Hannum destaca que a única maneira segura de evitar a dependência é diminuir o consumo, em quantidade e frequência. Denise é categórica ao afirmar que bebe socialmente, em ocasiões especiais ou para bater um papo com os amigos. E discorda com dados que aponta que mulheres bebem mais.

“Hoje em dia não vejo como se as mulheres bebessem mais, hoje as mulheres são mais independentes, não tem por que não saírem para bater um papo com as amigas e tomar uma cervejinha”. Ela considera que bebe menos hoje que quando começou há dez anos. “Na verdade consumo menos agora”, diz.

“É preciso, antes de tudo, reconhecer que o consumo está saindo do controle. Para ajudar, é preciso parar de negar a doença. E a negação não ocorre só por parte do dependente, mas também da família. É importante que o indivíduo receba um apoio emocional e afetivo dos seus entes queridos, porém, todos devem compreender suas limitações no processo e ir em busca de uma ajuda especializada (médico, psicoterapeuta, grupos de apoio)”, alerta a psicóloga.

Fatores ambientais interferem na conduta feminina

Juliana Hannum, mestre em psicologia, aborda dois fatores que podem tornar uma pessoa dependente do álcool, o psicológico e o ambiental. No entanto, ela observa que vários estudos defendem uma tendência genética. “Os fatores psicológicos podem ser percebidos através da tendência à ansiedade, insegurança, medo ou angústia, para os quais o indivíduo busca alívio por meio da bebida”, define.

Existe também - ela acrescenta - os fatores ambientais que interferem nos padrões do consumo, entre os quais os hábitos familiares, a cultura da sociedade, estimulando ou restringindo o consumo. Os rituais, a oferta de bebidas, a informação, a propaganda e outros que acabam por influenciar no desenvolvimento das relações da pessoa com a bebida.

“A interação desses fatores, psicológicos, sociais e biológicos bem como as decisões e comportamentos do indivíduo, que podem determinar o processo no qual a pessoa ficaria, gradualmente, ao longo dos anos, dependente do álcool”, determina.

Conforme a Organização Mundial de Saúde (OMS), o alcoolismo é uma doença incurável, progressiva e fatal, mas pode ser detida. Na Alcoólicos Anônimos esse é um processo de detenção que funciona através de princípios ensinados pela A.A. O processo de recuperação diz Zico, deve ser continuo um dia de cada vez. “Muitas vezes, no início a gente vai ao Grupo pela dor e depois de começar uma vida nova e receber os benefícios da recuperação, efetivamos a nossa participação”, diz.

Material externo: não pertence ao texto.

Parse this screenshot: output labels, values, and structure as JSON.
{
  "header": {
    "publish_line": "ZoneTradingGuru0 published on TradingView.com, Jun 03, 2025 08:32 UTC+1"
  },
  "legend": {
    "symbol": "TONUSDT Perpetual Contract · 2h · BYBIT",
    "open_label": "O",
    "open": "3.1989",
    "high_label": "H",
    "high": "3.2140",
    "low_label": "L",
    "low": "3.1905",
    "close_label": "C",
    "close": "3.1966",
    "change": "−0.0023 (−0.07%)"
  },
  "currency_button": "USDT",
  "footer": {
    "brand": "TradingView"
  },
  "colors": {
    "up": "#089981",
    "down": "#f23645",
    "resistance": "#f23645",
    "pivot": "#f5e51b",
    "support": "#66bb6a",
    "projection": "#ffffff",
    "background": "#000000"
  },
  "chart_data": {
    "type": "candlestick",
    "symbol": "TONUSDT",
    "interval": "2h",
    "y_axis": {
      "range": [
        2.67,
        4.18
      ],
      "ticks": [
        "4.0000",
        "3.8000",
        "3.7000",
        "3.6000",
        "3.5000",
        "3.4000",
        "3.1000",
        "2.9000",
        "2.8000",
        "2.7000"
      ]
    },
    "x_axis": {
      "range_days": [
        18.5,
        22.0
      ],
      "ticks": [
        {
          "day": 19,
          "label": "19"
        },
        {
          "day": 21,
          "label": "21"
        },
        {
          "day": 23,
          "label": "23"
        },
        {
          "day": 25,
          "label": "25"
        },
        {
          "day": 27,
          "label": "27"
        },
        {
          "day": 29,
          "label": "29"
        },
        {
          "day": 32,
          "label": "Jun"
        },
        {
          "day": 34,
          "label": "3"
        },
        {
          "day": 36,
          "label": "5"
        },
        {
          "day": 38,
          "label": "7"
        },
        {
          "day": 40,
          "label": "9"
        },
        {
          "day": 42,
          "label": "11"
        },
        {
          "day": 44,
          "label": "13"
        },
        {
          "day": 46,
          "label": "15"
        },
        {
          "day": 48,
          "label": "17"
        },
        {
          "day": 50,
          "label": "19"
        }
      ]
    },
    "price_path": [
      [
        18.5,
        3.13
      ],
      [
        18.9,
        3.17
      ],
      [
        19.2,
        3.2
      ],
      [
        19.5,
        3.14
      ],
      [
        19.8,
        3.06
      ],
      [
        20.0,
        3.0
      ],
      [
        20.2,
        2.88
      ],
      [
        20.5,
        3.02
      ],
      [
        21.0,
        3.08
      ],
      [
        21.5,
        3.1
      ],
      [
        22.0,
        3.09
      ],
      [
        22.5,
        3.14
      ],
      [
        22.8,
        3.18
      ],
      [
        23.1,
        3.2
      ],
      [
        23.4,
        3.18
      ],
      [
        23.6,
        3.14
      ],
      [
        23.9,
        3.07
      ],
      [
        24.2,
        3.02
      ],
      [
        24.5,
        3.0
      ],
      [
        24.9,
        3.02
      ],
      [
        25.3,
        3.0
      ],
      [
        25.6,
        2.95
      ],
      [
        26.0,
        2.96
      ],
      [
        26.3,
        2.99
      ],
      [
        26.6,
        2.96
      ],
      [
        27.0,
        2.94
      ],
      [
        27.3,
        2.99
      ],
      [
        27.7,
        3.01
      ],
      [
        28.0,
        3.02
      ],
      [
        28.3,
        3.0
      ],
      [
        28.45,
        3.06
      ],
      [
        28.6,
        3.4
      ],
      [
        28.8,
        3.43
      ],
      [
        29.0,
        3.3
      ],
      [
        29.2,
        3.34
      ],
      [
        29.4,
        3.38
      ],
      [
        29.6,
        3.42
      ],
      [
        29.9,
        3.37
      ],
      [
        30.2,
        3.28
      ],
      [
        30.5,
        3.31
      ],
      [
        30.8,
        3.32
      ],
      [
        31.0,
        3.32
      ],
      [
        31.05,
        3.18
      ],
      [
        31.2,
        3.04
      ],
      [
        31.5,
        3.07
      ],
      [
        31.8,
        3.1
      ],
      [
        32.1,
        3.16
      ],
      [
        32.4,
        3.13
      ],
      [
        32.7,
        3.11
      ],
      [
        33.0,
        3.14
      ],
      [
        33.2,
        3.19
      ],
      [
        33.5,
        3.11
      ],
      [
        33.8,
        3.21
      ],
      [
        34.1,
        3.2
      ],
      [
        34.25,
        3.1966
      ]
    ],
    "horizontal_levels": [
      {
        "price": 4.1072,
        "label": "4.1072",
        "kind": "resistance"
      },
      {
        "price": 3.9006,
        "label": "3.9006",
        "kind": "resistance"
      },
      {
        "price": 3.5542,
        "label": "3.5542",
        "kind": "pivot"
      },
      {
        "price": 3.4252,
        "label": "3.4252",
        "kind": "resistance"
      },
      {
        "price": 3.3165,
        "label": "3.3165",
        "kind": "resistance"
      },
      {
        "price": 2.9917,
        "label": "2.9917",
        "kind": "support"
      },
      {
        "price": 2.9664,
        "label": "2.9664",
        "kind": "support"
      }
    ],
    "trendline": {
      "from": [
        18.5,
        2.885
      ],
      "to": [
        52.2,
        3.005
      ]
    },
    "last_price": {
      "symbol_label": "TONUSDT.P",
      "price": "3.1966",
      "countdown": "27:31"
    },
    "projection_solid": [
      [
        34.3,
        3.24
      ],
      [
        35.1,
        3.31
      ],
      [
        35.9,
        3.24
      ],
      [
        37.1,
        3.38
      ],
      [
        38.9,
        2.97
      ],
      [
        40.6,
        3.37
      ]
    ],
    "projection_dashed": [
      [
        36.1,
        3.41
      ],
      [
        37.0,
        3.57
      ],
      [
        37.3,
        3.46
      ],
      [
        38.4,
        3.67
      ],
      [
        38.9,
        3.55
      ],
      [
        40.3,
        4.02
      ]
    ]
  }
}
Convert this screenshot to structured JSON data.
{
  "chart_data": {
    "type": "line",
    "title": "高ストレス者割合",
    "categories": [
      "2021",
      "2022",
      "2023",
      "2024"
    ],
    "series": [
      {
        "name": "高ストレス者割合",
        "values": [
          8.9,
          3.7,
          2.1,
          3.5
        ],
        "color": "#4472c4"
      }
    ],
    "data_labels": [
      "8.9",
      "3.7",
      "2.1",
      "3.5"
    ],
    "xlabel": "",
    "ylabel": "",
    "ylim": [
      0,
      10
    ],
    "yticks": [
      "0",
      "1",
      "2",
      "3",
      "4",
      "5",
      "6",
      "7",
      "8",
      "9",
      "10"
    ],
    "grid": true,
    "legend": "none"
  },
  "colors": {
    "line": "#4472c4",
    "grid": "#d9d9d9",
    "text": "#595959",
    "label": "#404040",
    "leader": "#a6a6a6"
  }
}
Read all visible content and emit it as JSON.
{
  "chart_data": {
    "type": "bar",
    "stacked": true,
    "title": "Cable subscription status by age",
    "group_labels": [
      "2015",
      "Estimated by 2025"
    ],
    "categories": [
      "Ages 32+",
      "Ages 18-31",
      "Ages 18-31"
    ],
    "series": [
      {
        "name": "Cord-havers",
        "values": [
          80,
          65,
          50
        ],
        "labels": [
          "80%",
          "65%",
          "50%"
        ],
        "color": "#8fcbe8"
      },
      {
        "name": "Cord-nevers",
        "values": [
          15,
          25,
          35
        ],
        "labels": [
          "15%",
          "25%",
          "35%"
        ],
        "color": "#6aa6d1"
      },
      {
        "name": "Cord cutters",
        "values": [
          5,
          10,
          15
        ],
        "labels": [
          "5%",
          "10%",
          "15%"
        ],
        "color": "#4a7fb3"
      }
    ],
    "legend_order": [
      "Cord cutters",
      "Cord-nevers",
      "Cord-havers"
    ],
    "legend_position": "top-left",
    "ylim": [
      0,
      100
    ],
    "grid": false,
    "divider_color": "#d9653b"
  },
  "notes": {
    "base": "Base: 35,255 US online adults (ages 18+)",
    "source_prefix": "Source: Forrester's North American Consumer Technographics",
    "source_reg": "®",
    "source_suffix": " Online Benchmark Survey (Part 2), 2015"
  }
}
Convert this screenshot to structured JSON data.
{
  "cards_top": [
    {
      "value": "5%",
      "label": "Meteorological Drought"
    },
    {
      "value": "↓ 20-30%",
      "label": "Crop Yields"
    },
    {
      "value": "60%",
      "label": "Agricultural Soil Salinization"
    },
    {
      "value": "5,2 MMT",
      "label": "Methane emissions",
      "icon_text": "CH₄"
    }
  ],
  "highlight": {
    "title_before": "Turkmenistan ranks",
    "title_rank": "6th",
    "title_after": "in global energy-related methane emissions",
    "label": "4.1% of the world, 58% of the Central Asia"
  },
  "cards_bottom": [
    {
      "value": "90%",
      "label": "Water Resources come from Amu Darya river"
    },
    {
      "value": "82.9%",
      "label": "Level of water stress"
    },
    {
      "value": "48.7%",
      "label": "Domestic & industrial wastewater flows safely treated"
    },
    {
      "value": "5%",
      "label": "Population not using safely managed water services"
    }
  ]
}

Ele esclarece que a recuperação acontece através dos grupos formados para esse fim, e consiste na reformulação de vida ao seguir os princípios associação. As reuniões dos grupos são movimentadas com depoimentos dos membros, contando como eram, o que aconteceu com eles e como estão agora. A participação nos grupos é entre 5 a 15 membros.

“Cheguei em A.A. já alguns anos (35 anos), mas, o mais importante são as 24 horas de hoje. Quando eu posso estar à disposição de quem precisa se livrar das consequências da doença do alcoolismo. A minha vida está sendo recomposta e tenho a plena consciência de que não é bebendo que me torno feliz. Aliás, sou muito feliz sem beber (álcool). Sou agradecido por tudo que tenho conquistado por conta da minha sobriedade, alcançada em A.A. sem nenhum sacrifício”, diz Zico.

“Desde quando conheci a irmandade não bebi mais, não houve recaídas, hoje me sinto feliz e luto todos os dias para não dar o primeiro gole, reconquistei o respeito na família e trabalho. Minha vida mudou para melhor”, diz Barbara.